At one time Israel knew this was how God saw things. The Bibles earliest parable is the parable of Jotham. [Judges 9:7-15] Jotham knew that the role of the Olive Tree (an emblem of Israel) was to serve God and man, not to be promoted over the other trees. God’s men are never over other men. Alas Israel forgot and pursued God with a prayer to be like the other nations.
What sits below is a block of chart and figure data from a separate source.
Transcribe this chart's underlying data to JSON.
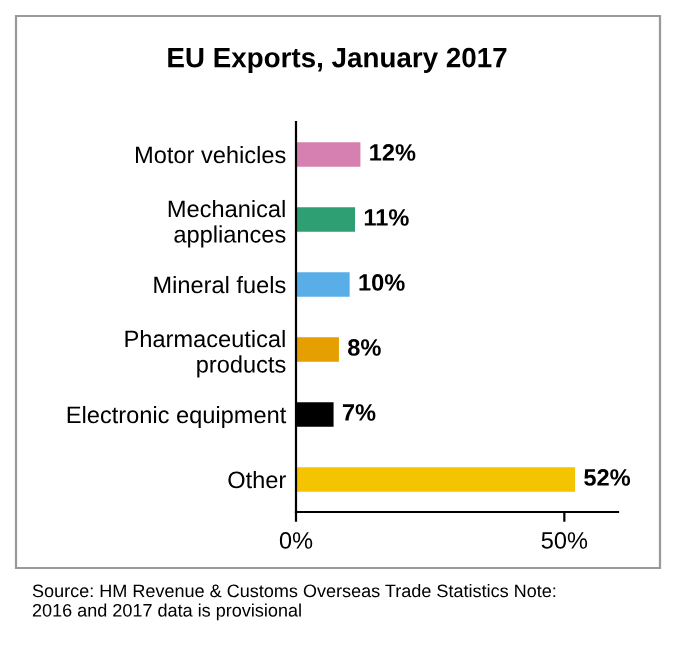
{
  "chart_data": {
    "type": "bar",
    "orientation": "horizontal",
    "title": "EU Exports, January 2017",
    "categories": [
      "Motor vehicles",
      "Mechanical\nappliances",
      "Mineral fuels",
      "Pharmaceutical\nproducts",
      "Electronic equipment",
      "Other"
    ],
    "values": [
      12,
      11,
      10,
      8,
      7,
      52
    ],
    "colors": [
      "#d580b0",
      "#2e9e73",
      "#5aaee8",
      "#e69f00",
      "#000000",
      "#f5c400"
    ],
    "value_labels": [
      "12%",
      "11%",
      "10%",
      "8%",
      "7%",
      "52%"
    ],
    "xlim": [
      0,
      60
    ],
    "xticks": [
      {
        "value": 0,
        "label": "0%"
      },
      {
        "value": 50,
        "label": "50%"
      }
    ],
    "grid": false,
    "legend": false,
    "annotations": [
      "Source: HM Revenue & Customs Overseas Trade Statistics Note:\n2016 and 2017 data is provisional"
    ]
  }
}
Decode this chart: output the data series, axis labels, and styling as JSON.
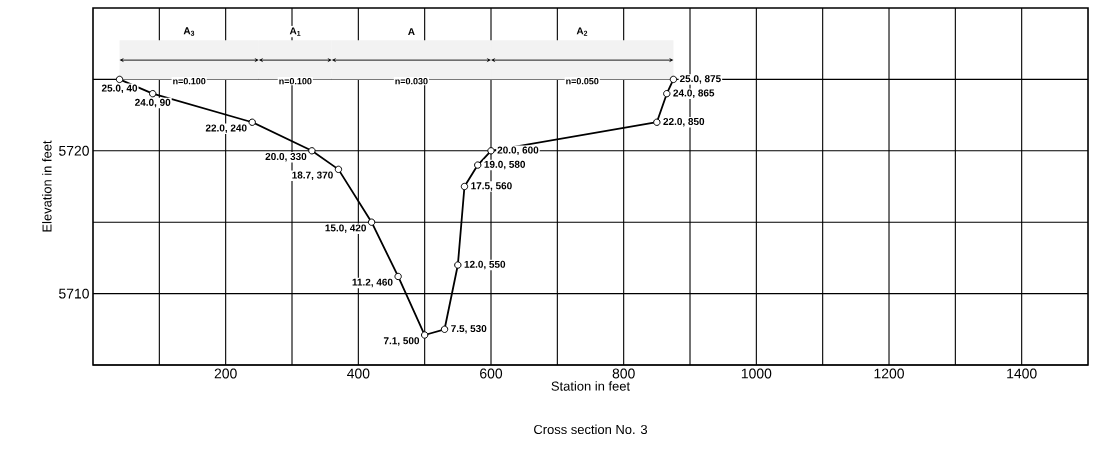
{
  "chart_data": {
    "type": "line",
    "title": "Cross section No. 3",
    "xlabel": "Station in feet",
    "ylabel": "Elevation in feet",
    "x": [
      40,
      90,
      240,
      330,
      370,
      420,
      460,
      500,
      530,
      550,
      560,
      580,
      600,
      850,
      865,
      875
    ],
    "values": [
      5725.0,
      5724.0,
      5722.0,
      5720.0,
      5718.7,
      5715.0,
      5711.2,
      5707.1,
      5707.5,
      5712.0,
      5717.5,
      5719.0,
      5720.0,
      5722.0,
      5724.0,
      5725.0
    ],
    "color": "#000000",
    "marker": "circle",
    "line_style": "solid",
    "grid": true,
    "xlim": [
      0,
      1500
    ],
    "ylim": [
      5705,
      5730
    ],
    "xticks": [
      {
        "value": 100,
        "label": null
      },
      200,
      {
        "value": 300,
        "label": null
      },
      400,
      {
        "value": 500,
        "label": null
      },
      600,
      {
        "value": 700,
        "label": null
      },
      800,
      {
        "value": 900,
        "label": null
      },
      1000,
      {
        "value": 1100,
        "label": null
      },
      1200,
      {
        "value": 1300,
        "label": null
      },
      1400
    ],
    "yticks": [
      {
        "value": 5705,
        "label": null
      },
      5710,
      {
        "value": 5715,
        "label": null
      },
      5720,
      {
        "value": 5725,
        "label": null
      }
    ],
    "bands": [
      {
        "axis": "x",
        "from": 40,
        "to": 250,
        "label": "A$_{3}$",
        "color": "#f2f2f2"
      },
      {
        "axis": "x",
        "from": 250,
        "to": 360,
        "label": "A$_{1}$",
        "color": "#f2f2f2"
      },
      {
        "axis": "x",
        "from": 360,
        "to": 600,
        "label": "A",
        "color": "#f2f2f2"
      },
      {
        "axis": "x",
        "from": 600,
        "to": 875,
        "label": "A$_{2}$",
        "color": "#f2f2f2"
      }
    ],
    "annotations": [
      "n=0.100",
      "n=0.100",
      "n=0.030",
      "n=0.050",
      {
        "text": "25.0, 40",
        "x": 40,
        "y": 5725.0
      },
      {
        "text": "24.0, 90",
        "x": 90,
        "y": 5724.0
      },
      {
        "text": "22.0, 240",
        "x": 240,
        "y": 5722.0
      },
      {
        "text": "20.0, 330",
        "x": 330,
        "y": 5720.0
      },
      {
        "text": "18.7, 370",
        "x": 370,
        "y": 5718.7
      },
      {
        "text": "15.0, 420",
        "x": 420,
        "y": 5715.0
      },
      {
        "text": "11.2, 460",
        "x": 460,
        "y": 5711.2
      },
      {
        "text": "7.1, 500",
        "x": 500,
        "y": 5707.1
      },
      {
        "text": "7.5, 530",
        "x": 530,
        "y": 5707.5
      },
      {
        "text": "12.0, 550",
        "x": 550,
        "y": 5712.0
      },
      {
        "text": "17.5, 560",
        "x": 560,
        "y": 5717.5
      },
      {
        "text": "19.0, 580",
        "x": 580,
        "y": 5719.0
      },
      {
        "text": "20.0, 600",
        "x": 600,
        "y": 5720.0
      },
      {
        "text": "22.0, 850",
        "x": 850,
        "y": 5722.0
      },
      {
        "text": "24.0, 865",
        "x": 865,
        "y": 5724.0
      },
      {
        "text": "25.0, 875",
        "x": 875,
        "y": 5725.0
      }
    ]
  }
}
In came the Gentile power structures and, ultimately, out went the blessing.
the man with two friends
So Adam’s extra blessing was the imparting of all that he needed to fulfil this role. In Gen 1:28 it sounds like a blessing, in Gen 2:15 it sounds like a command. There is no difference; all God’s commands have built-in blessings. Adam, like Abraham later, was hearing God say, “I will bless thee… be thou a blessing”. Only the blest can become blessings. Paul says “I have received of the Lord that which also I delivered”. We must have received something, before we have something to give. A man with a rich friend asked, “Friend, lend me three loaves; for a friend of mine in his journey is come to me, and I have nothing to set before him.” [Luke 11:6] This parable is often called the parable of the importunate friend. It should be called the parable of the man who had two friends; one with a need, and the other with the resource.
Abraham was to become the Friend of God. God would have to bring him to a place of personal dependence, where he realised that he ‘had nothing to give’. In his pilgrimage through to that place of obedience and trust he would become God’s Friend, and be perfectly placed to be a man with two friends; one, the nations, with an endless need but the Other, God Himself, with a limitless resource.
Where has God placed me? How can I serve them and guard them?